Guardas-parques e cientistas do Chile e Argentina lançaram um programa pioneiro para monitorar a rã de Darwin (Rhinoderma darwinii) no Parque Nacional Vicente Pérez Rosales, utilizando seu canto característico como ferramenta de pesquisa.

Monitoramento acústico passivo: uma técnica não invasiva

A primeira atividade consistiu em instalar na floresta dispositivos automáticos de gravação, pequenos gravadores programados para registrar sons em intervalos regulares. O objetivo é captar o canto do macho da espécie, que emite uma série de assobios curtos semelhantes ao piar de um pintinho: “piii piii piii pi”.

Esta metodologia, conhecida como monitoramento acústico passivo, permite obter informações sobre a população sem perturbar os animais. Os equipamentos registram os sons de forma automática e os pesquisadores só precisam comparecer periodicamente para substituir baterias e baixar dados.

Ciência e conservação frente às mudanças climáticas

O bolsista de doutorado Maximiliano Rocchi, que aplica esta técnica em ambos os países, destacou que os registros acústicos ajudarão a compreender como as mudanças climáticas poderiam afetar a atividade reprodutiva da espécie.

Por sua vez, o guarda-parque Alexis Gajardo, líder do monitoramento em Vicente Pérez Rosales, sublinhou que esta ferramenta é essencial. Sobretudo para uma gestão efetiva dos objetos de conservação, especialmente anfíbios como a rã de Darwin.

“Este trabalho permite coletar informações valiosas não só sobre a espécie, mas também sobre as características e condições de seu habitat, contribuindo para uma gestão mais informada, adaptativa e eficiente dentro do parque”, afirmou Gajardo.

ranita de Darwin
ranita de Darwin

Uma colaboração transandina

As rãs monitoradas pertencem a duas populações descobertas em 2025, no âmbito da colaboração entre os Parques Nacionais Vicente Pérez Rosales (Chile) e Nahuel Huapi (Argentina), com assessoria técnica da ONG Rã de Darwin.

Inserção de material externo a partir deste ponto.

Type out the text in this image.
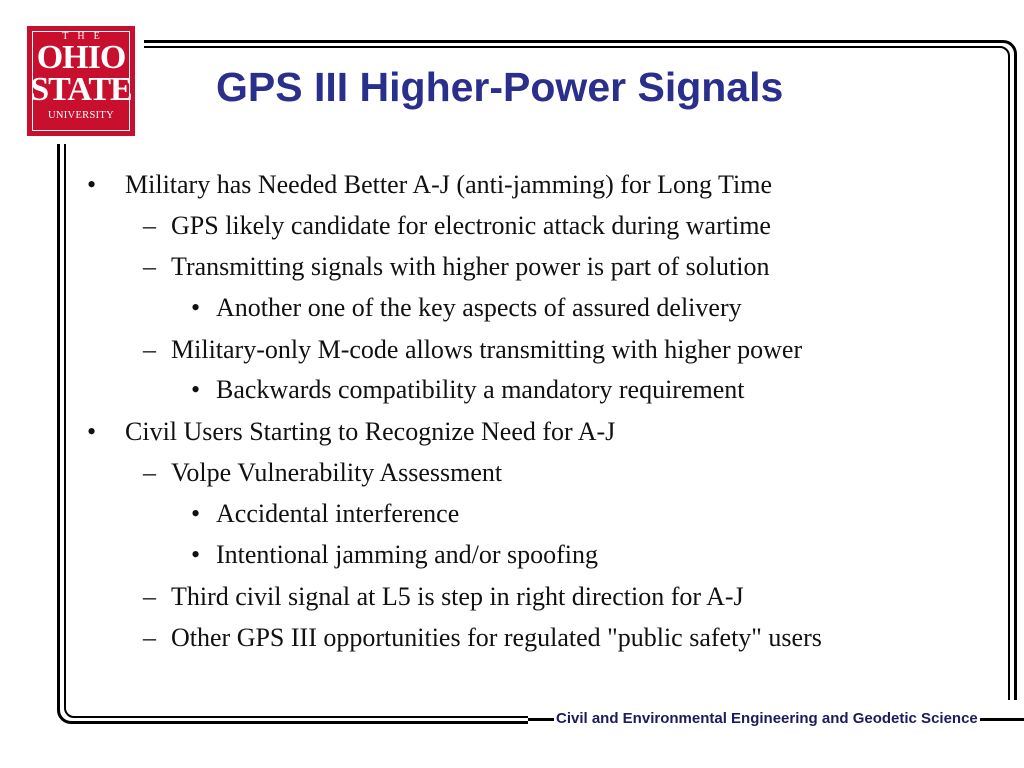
THE
OHIO
STATE
UNIVERSITY
GPS III Higher-Power Signals
• Military has Needed Better A-J (anti-jamming) for Long Time
– GPS likely candidate for electronic attack during wartime
– Transmitting signals with higher power is part of solution
• Another one of the key aspects of assured delivery
– Military-only M-code allows transmitting with higher power
• Backwards compatibility a mandatory requirement
• Civil Users Starting to Recognize Need for A-J
– Volpe Vulnerability Assessment
• Accidental interference
• Intentional jamming and/or spoofing
– Third civil signal at L5 is step in right direction for A-J
– Other GPS III opportunities for regulated "public safety" users
Civil and Environmental Engineering and Geodetic Science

O projeto está inserido em convênios de cooperação como a Estratégia Binacional de Conservação das Rãs de Darwin e o Convênio de Parques Conjuntos Chile-Argentina, que promovem ações coordenadas para proteger espécies e reduzir ameaças comuns que transcendem fronteiras.

Um anfíbio único no mundo

A rã de Darwin mede apenas 3 cm e habita exclusivamente nas florestas chuvosas do sul do Chile e Argentina. É reconhecida mundialmente por seu modo de reprodução único: o macho incuba os ovos em seu saco vocal e os girinos se desenvolvem em sua boca, até serem liberados como pequenas rãs já formadas.

O presidente da ONG Rã de Darwin, Dr. Andrés Valenzuela-Sánchez, lembrou que esta espécie é um símbolo da biodiversidade patagônica e um “guarda-chuva” de conservação, já que sua proteção implica preservar todo o ecossistema da floresta nativa.

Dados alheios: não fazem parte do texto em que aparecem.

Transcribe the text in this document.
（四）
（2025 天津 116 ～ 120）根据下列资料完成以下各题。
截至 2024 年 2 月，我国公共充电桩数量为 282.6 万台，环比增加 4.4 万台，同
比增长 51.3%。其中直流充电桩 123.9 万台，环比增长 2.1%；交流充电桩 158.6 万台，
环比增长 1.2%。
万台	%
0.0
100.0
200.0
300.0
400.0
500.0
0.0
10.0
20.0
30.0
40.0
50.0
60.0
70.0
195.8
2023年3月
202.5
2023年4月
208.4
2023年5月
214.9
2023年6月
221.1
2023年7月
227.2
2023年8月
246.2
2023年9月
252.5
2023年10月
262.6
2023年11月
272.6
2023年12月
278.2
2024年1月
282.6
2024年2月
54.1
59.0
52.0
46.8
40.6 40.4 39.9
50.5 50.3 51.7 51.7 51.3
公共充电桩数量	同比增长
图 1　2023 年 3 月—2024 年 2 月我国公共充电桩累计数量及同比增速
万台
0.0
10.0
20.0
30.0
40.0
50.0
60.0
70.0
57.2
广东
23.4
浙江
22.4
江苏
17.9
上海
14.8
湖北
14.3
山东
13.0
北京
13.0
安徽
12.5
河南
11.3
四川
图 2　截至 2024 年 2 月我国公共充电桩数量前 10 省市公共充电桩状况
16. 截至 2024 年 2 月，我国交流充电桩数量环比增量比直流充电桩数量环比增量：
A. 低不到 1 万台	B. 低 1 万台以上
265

Importância ecológica e de conservação

  • Controle natural de pragas: regula populações de insetos em seu entorno.
  • Indicador de saúde ambiental: sua sensibilidade a torna um excelente bioindicador das florestas temperadas.
  • Papel na cadeia alimentar: é fonte de alimento para outras espécies.
  • Símbolo de conservação: sua proteção assegura a sobrevivência da floresta nativa e outras espécies associadas.

Características únicas

  • Reprodução singular: o macho cria os girinos em seu saco vocal.
  • Camuflagem perfeita: sua coloração permite que se confunda com folhas do solo.
  • Endemismo: habita unicamente nas florestas temperadas do Chile e Argentina.

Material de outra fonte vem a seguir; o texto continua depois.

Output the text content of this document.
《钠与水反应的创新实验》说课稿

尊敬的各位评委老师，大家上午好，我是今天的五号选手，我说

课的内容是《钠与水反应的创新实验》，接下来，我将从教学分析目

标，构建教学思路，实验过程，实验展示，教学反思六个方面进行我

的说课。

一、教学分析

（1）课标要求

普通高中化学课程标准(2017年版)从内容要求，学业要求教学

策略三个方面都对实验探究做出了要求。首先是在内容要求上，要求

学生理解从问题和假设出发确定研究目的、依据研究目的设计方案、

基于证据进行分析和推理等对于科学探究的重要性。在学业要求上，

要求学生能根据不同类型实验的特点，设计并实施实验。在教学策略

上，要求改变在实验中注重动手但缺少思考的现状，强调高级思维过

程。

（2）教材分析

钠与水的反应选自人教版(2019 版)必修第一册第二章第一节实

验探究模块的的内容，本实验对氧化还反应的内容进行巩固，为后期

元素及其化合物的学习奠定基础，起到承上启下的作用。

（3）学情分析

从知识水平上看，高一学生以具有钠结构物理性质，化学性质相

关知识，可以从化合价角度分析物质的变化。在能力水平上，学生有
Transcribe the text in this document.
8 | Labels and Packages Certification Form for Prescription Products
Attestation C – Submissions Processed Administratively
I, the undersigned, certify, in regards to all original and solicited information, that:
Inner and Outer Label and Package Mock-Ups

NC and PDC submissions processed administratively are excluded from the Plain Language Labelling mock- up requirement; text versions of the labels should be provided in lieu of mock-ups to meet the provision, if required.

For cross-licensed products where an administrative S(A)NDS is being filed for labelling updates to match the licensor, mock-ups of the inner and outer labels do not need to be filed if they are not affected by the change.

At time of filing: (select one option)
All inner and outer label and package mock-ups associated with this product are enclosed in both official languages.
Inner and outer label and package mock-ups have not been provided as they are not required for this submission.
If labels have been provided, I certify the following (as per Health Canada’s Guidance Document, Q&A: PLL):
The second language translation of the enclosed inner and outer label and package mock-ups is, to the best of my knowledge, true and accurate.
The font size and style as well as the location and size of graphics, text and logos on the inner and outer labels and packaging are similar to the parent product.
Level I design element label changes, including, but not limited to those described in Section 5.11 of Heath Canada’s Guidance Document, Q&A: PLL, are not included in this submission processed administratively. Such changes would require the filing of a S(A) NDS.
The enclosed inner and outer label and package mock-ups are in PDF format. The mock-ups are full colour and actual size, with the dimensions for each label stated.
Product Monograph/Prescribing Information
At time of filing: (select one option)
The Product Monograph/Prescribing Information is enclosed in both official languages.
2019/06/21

O monitoramento acústico da rã de Darwin representa um avanço científico e de conservação que fortalece a cooperação binacional e oferece novas ferramentas para enfrentar as mudanças climáticas.

Este anfíbio, pequeno em tamanho mas enorme em importância ecológica, se consolida como um símbolo da biodiversidade patagônica e um lembrete da fragilidade dos ecossistemas que devemos proteger.